The Supreme Court says rap lyrics are not actionable as a physical threat of violence, but are allowable artistic expression based on a determination of intent.
Are you OK with that? How seriously would you take a rap lyric threat directed to you personally?
Just so we’re clear here: the jury that convicted Elonis was given the instruction to convict if a reasonable person would see his postings as a threat. The SCOTUS said, no, that’s the wrong standard, try again. You have to take into account whether or not the defendant intended them to be a threat.
What the SCOTUS did not say anything about is whether or not Elonis intended his postings as a threat. The state is free to try him again if they can convict with the correct jury instructions, it’ll stand.
Did he tag the subjects of the rap on the Facebook posts? I think that would make a difference in how I viewed it, as trying to specifically draw the subjects attention to raps where he talks about murdering them seems more explicitly threatening than just posting them on his own page, even if that page is public.
I guess more or less for the reasons the SCOTUS decided. Sending a message specifically to a person seems to more or less show an intent to threaten them, while just posting them on your own page its at least somewhat plausible that you weren’t
I don’t have any issue with it. It’s not my style (even “The Pusher” was a little threatening for my taste way back when) but free speech and expression means free - not approved by me or anyone else. Just free.
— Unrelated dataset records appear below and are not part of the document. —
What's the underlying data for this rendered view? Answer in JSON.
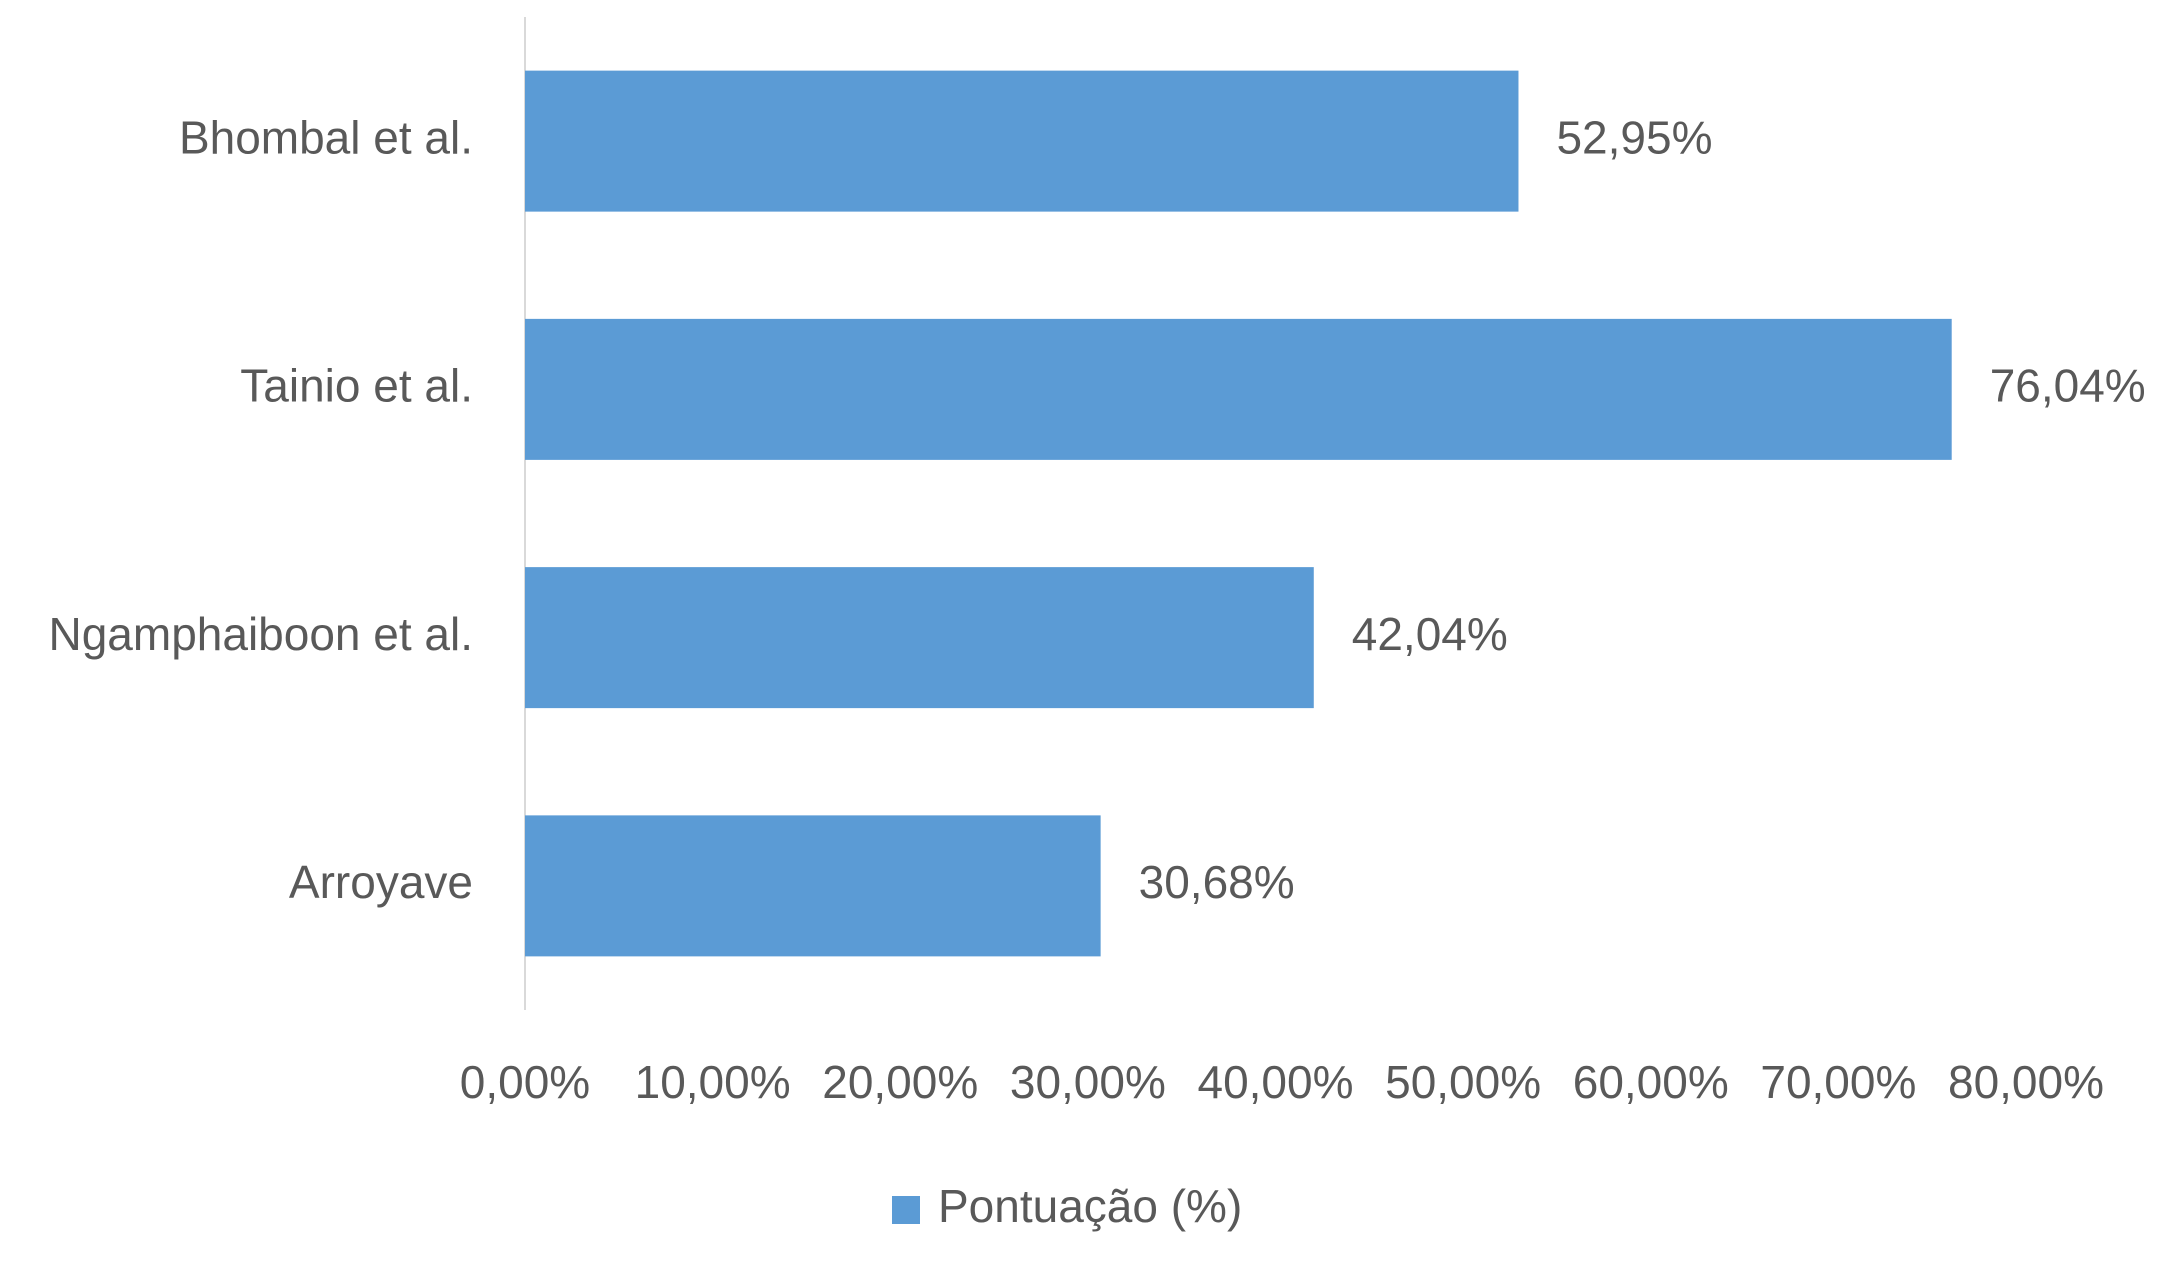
{
  "chart_data": {
    "type": "bar",
    "orientation": "horizontal",
    "categories": [
      "Bhombal et al.",
      "Tainio et al.",
      "Ngamphaiboon et al.",
      "Arroyave"
    ],
    "series": [
      {
        "name": "Pontuação (%)",
        "color": "#5b9bd5",
        "values": [
          52.95,
          76.04,
          42.04,
          30.68
        ],
        "value_labels": [
          "52,95%",
          "76,04%",
          "42,04%",
          "30,68%"
        ]
      }
    ],
    "xlim": [
      0,
      80
    ],
    "xticks": [
      {
        "value": 0,
        "label": "0,00%"
      },
      {
        "value": 10,
        "label": "10,00%"
      },
      {
        "value": 20,
        "label": "20,00%"
      },
      {
        "value": 30,
        "label": "30,00%"
      },
      {
        "value": 40,
        "label": "40,00%"
      },
      {
        "value": 50,
        "label": "50,00%"
      },
      {
        "value": 60,
        "label": "60,00%"
      },
      {
        "value": 70,
        "label": "70,00%"
      },
      {
        "value": 80,
        "label": "80,00%"
      }
    ],
    "grid": false,
    "legend": "bottom"
  }
}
I’m very much not a lawyer, but from what I understand about this case, whether or not the threats were made in “rap” form was not part of the consideration. The threats could have been prose, free verse, interpretive dance, or spelled out in macrame - the question was, “Was it intended as a threat?”
Wait, you lost me there. I understood the reason that the jury instructions were incorrect to be that those instructions would violate 1st Amendment protections. Was the logic different?
The lyrics can be actionable, upon a sufficient showing that they were intended as a threat. Finding them on your Facebook page may not in itself be enough indication of an intended threat, but if someone slides them under your back door late at night, that might be a different story.
The decision is based on the idea that “mens rea” is required for this crime. The defendent must have intended the words to be threatening, just as you said.
The decision says, “Given our disposition, it is not necessary to consider any First Amendment issues.”
If the jury instructions had been correct, and the jury had found that the defendant had intended the words to be threatening, then we might see another case where First Amendment issues would be at stake. But that wasn’t decided here.
The latter, and the principle is Due Process. Due Process requires that for most crimes for which imprisonment can be a punishment, the government must prove BOTH actus rea (punishable act) AND mens rea (punishable mental state when he did the act). If no mens rea is stated, there is still a mens rea requirement. Usually the defendent must be found at least reckless with respect to every element of the crime. Reckless would mean, even if he didn’t intend to threaten her, he recognized that his act might make her feel threatened, and did it anyway. (it is possible to codify a no-mens-rea law, which is called “strict liability”, but it must be stated as such, strict liability cannot be inferred.)
The jury instruction allowed the jury to rule without finding that he met the mens rea requirement inherently required by Due Process in a criminal conviction. No Due Process bad. Retrial.
Allow me to restate, and let me know if I understand this right. Legislatures, whether state or federal, may specify if a crime is strict liability, or if mens rea is required. If neither is specified, mens rea is required by default. Proving mens rea can consist of either proving intent or gross negligence. Therefore, providing the jury the instruction to convict if a reasonable person would have felt threatened effectively removed one of the conditions needed to prove the crime happened. Ergo the instructions were wrong, and the verdict is invalid.
If this is all correct, and not controversial, it seems like the SCOTUS decision here should also be pretty non-controversial. What’s missing? What’s the counter-argument?
There are more layers to mens rea than that. They vary by state but the “simplified” layers found in the Model Penal Code call them Purposefully, Knowingly, Recklessly, and Negligently; in a situation where no mens rea is stated, the defendent must be at least reckless.